Gen. Alexus Grynkewich, speaking at the Henri-Chapelle American Cemetery in Belgium on Saturday, May 23, 2026, said U.S. history “is not just our history.” (Phillip Walter Wellman/Stars and Stripes)
HENRI-CHAPELLE, Belgium — Americans honoring their war dead should also remember the enduring bond between the United States and Europe, the head of U.S. European Command said Saturday at a Memorial Day ceremony in eastern Belgium.
Gen. Alexus Grynkewich, speaking at the Henri-Chapelle American Cemetery, said U.S. history “is not just our history.”
“We share a common past, one that unified free peoples on both sides of the Atlantic Ocean to defeat tyranny,” Grynkewich said. “That past and that history still connects us today.”
Grynkewich, an Air Force four-star general who also serves as NATO supreme allied commander Europe, was among several American and Belgian officials who spoke at the cemetery, where nearly 8,000 Americans killed in World War II are buried.
Some 20,000 Americans were killed in the Battle of the Bulge, one of the deadliest battles for Americans during the war, which was fought in Belgium and neighboring Luxembourg. More than 1,000 Americans also were killed in Belgium during World War I.
“As we remember the American service members laid to rest here on Belgian soil, we should also reflect on our transatlantic bond,” Grynkewich said, describing the bond as “unbreakable.”
Grynkewich’s remarks came amid uncertainty in Europe about the future U.S. military posture on the continent.
President Donald Trump recently said thousands of American troops would be withdrawn from Germany.

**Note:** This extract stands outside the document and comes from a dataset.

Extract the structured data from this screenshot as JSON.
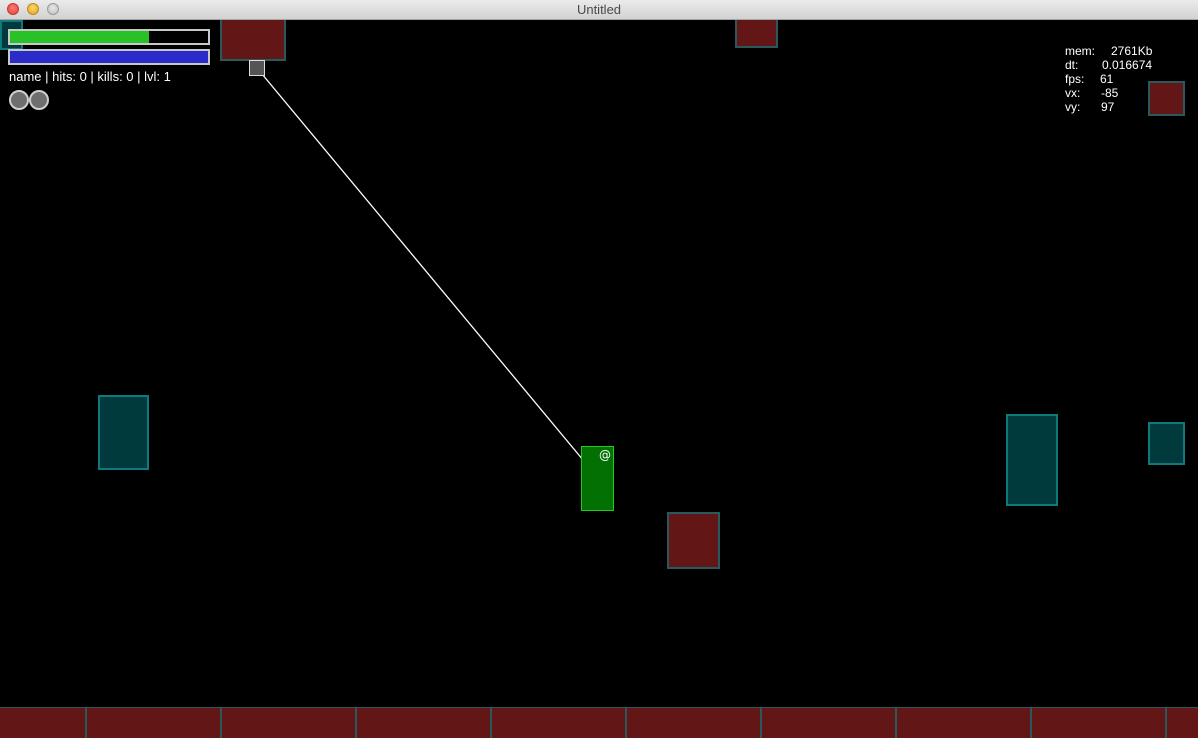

However, on Thursday, he announced on his Truth Social website that an additional 5,000 troops would be sent to Poland, to the surprise of Polish officials.
The families of 15 service members buried at the Henri-Chapelle cemetery attended Saturday’s ceremony, along with one family whose relative was later repatriated to the United States.
The cemetery is the final resting place for Americans who died during two major campaigns: the U.S. First Army’s advance in September 1944 through northern France, Belgium, the Netherlands and Luxembourg into Germany, and the Battle of the Bulge.
“To all of them, to those who lie here, and to those who never came home, we say: ‘Belgium will never forget,’ ” Gen. Frederik Vansina, Belgium’s chief of defense, told attendees. “We remember not only their sacrifice, but the values for which they stood: freedom, democracy, and solidarity among nations.”
“It is our duty not only to remember, but to be worthy of their sacrifice,” Vansina added.
Yves Trillet, of Soumagne, Belgium, attended the ceremony with his wife and their three young children.
“It’s very important to show this to the new generation,” Trillet said. “We are lucky to be living now, and it’s possible because many people died for the freedom of our country.”
One of those buried at the cemetery is Capt. Victor H. Briggs, who landed on Omaha Beach in Normandy on D-Day, June 6, 1944, and was awarded the Distinguished Service Cross for leading his men across a deadly minefield after storming the beach.
In November that year, after helping U.S. forces push into Germany, Briggs came under Nazi fire and was killed. He was 24.
“Let us never forget that the freedoms we enjoy today — the right to speak freely, to worship as we choose, to live without fear — were won by Americans like Capt. Victor Briggs, who crossed an ocean to fight for people they had never met, in a land they had never seen, for a cause greater than themselves,” U.S. Ambassador to Belgium Bill White said.
“Their sacrifice was not in vain,” White added. “Their memory lives on, and our gratitude is eternal.”